要綱行政を越えて_新百合ヶ丘総合病院の三次救急化へ

要綱行政を越えて_新百合ヶ丘総合病院の三次救急化へ

私の住む川崎市北部地域に位置する『新百合ヶ丘総合病院』は、地域の基幹病院として質の高い地域医療に加え、救急医療(二次救急)も担うなど、多くの市民の生命と健康を支えています。

同病院は、更なる地域医療への貢献に向けて、医療法の施設基準を満たし、神奈川県に対し救命救急センター、いわゆる三次救急の新規指定を申請していたのですが、許可権者である神奈川県は、地元合意が得られなければ許可は難しいとする趣旨の要綱を策定し、それを根拠に判断を引き延ばしてきたために、同病院はやむを得ず申請を取り下げるに至りました。

要綱行政については、最高裁判所が平成5年2月の判決において、「要綱に従わない者に制裁措置を背景として義務を課すことは違法な公権力の行使に当たり、法や条例によらず要綱によって新たな法的義務を課すことは許されない」との原則を明確に示しています。

また、要綱行政の弊害を防止するため、平成11年の地方分権一括法による地方自治法の改正(第14条第2項)において、地方自治体が民間部門に「義務を課し、又は権利を制限するには、条例によらなければならない」旨が規定されました。

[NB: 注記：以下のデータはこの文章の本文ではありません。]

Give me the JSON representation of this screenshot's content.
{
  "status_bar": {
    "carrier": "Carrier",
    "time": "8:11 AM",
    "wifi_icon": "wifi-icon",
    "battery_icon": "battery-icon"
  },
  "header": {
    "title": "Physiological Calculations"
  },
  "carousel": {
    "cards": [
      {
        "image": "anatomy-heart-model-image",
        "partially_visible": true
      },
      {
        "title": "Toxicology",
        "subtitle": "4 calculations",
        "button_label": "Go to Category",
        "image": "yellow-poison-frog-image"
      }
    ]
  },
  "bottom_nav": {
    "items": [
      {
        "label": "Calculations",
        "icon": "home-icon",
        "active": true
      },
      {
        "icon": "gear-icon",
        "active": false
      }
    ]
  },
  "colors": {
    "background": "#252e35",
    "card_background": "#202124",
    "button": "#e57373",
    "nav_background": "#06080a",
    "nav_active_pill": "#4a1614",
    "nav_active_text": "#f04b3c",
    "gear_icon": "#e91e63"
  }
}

よって、神奈川県の行為は、明らかに要綱行政の典型例と言わざるを得ません。

救命救急センターは、一刻を争う重篤患者を受け入れる最後の砦であり、その整備の遅れは市民の生命に直結する重大な問題です。

実際、救急需要は本市においても急増しており、救急出場件数は令和5年が87,591件、令和6年は89,114件といずれも過去最多を記録しています。

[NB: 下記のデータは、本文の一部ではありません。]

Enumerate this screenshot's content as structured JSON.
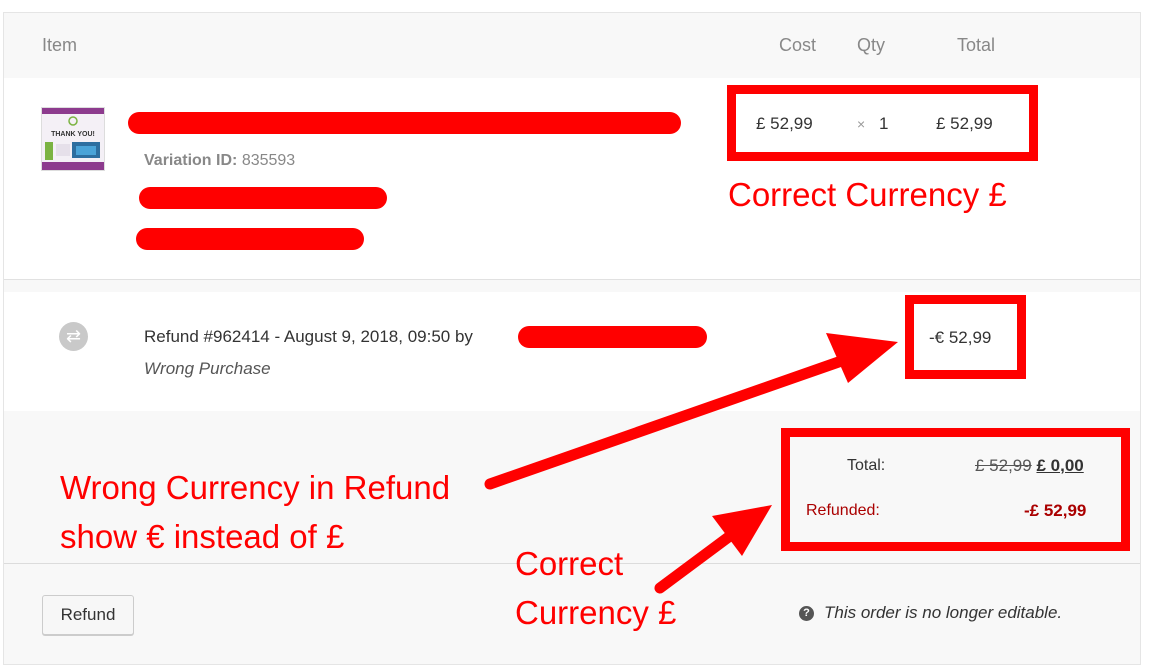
{
  "header": {
    "item": "Item",
    "cost": "Cost",
    "qty": "Qty",
    "total": "Total"
  },
  "line_item": {
    "thumbnail_text": "THANK YOU!",
    "variation_label": "Variation ID:",
    "variation_id": "835593",
    "cost": "£ 52,99",
    "qty_symbol": "×",
    "qty": "1",
    "total": "£ 52,99"
  },
  "refund": {
    "icon": "refund-icon",
    "text": "Refund #962414 - August 9, 2018, 09:50 by",
    "reason": "Wrong Purchase",
    "amount": "-€ 52,99"
  },
  "totals": {
    "total_label": "Total:",
    "total_original": "£ 52,99",
    "total_new": "£ 0,00",
    "refunded_label": "Refunded:",
    "refunded_value": "-£ 52,99"
  },
  "actions": {
    "refund_button": "Refund",
    "not_editable_note": "This order is no longer editable.",
    "info_icon": "question-icon"
  },
  "annotations": {
    "correct_currency_top": "Correct Currency £",
    "wrong_currency_line1": "Wrong Currency in Refund",
    "wrong_currency_line2": "show € instead of £",
    "correct_currency_bottom_line1": "Correct",
    "correct_currency_bottom_line2": "Currency £",
    "annotation_color": "#ff0000"
  }
}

さらに、搬送患者の半数以上を65歳以上の高齢者が占めており、今後も少子高齢化の進行に伴い救急需要は増加が避けられないわけですが、この間、新百合ヶ丘総合病院が三次救急の申請を取り下げざるを得なかったという事実は、神奈川県の要綱行政が地域医療に及ぼした影響の大きさを示すものであり、その影響は決して小さくありません。

地域からの新百合ヶ丘総合病院への更なる期待が高まっているなか、去る7月10日、同病院は改めて神奈川県に対し申請を行うこととなりました。

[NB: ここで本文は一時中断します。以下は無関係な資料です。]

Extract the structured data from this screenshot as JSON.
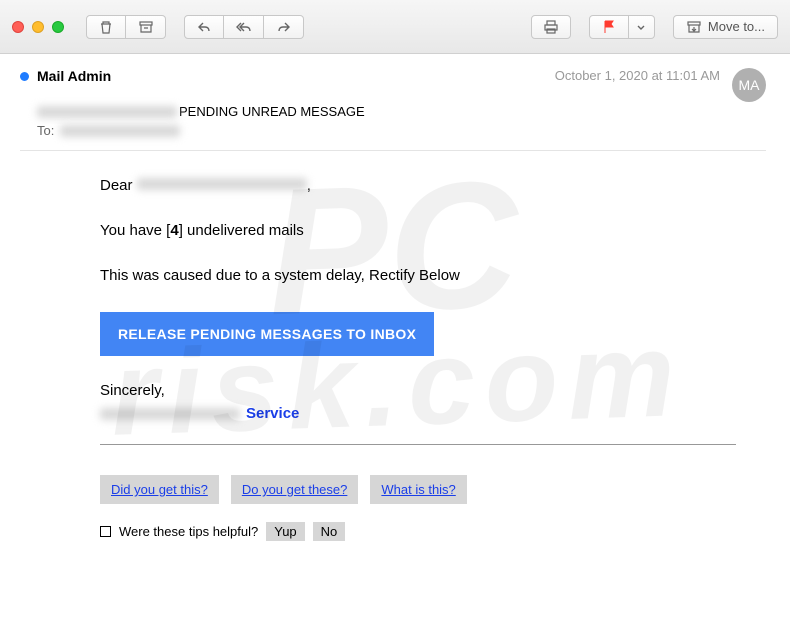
{
  "toolbar": {
    "move_label": "Move to..."
  },
  "header": {
    "from": "Mail Admin",
    "date": "October 1, 2020 at 11:01 AM",
    "avatar_initials": "MA",
    "subject": "PENDING UNREAD MESSAGE",
    "to_label": "To:"
  },
  "body": {
    "greeting_prefix": "Dear ",
    "greeting_suffix": ",",
    "line1_before": "You have [",
    "line1_count": "4",
    "line1_after": "] undelivered mails",
    "line2": "This was caused due to a system delay, Rectify Below",
    "cta": "RELEASE PENDING MESSAGES TO INBOX",
    "sincerely": "Sincerely,",
    "service": "Service"
  },
  "quickreply": {
    "q1": "Did you get this?",
    "q2": "Do you get these?",
    "q3": "What is this?"
  },
  "tips": {
    "prompt": "Were these tips helpful?",
    "yes": "Yup",
    "no": "No"
  },
  "watermark": {
    "line1": "PC",
    "line2": "risk.com"
  }
}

これを受け、8月27日に開催された「川崎地域地域医療構想調整会議」で、ようやく神奈川県は同病院を救命救急センターとして指定する方向性を示しましたが、これは法的根拠のない要綱行政への批判を受けざるを得ない状況に直面し、その対応として方向性を示したものと考えます。

そこで私は、10月10日の川崎市議会において『新百合ヶ丘総合病院の救命救急センター指定を求める意見書(案)』を提案します。

川崎市議会としても、神奈川県に対して強い意思を表明することで、『新百合ヶ丘総合病院』の三次救急化を確実に実現し、市民の命を守ってまいります。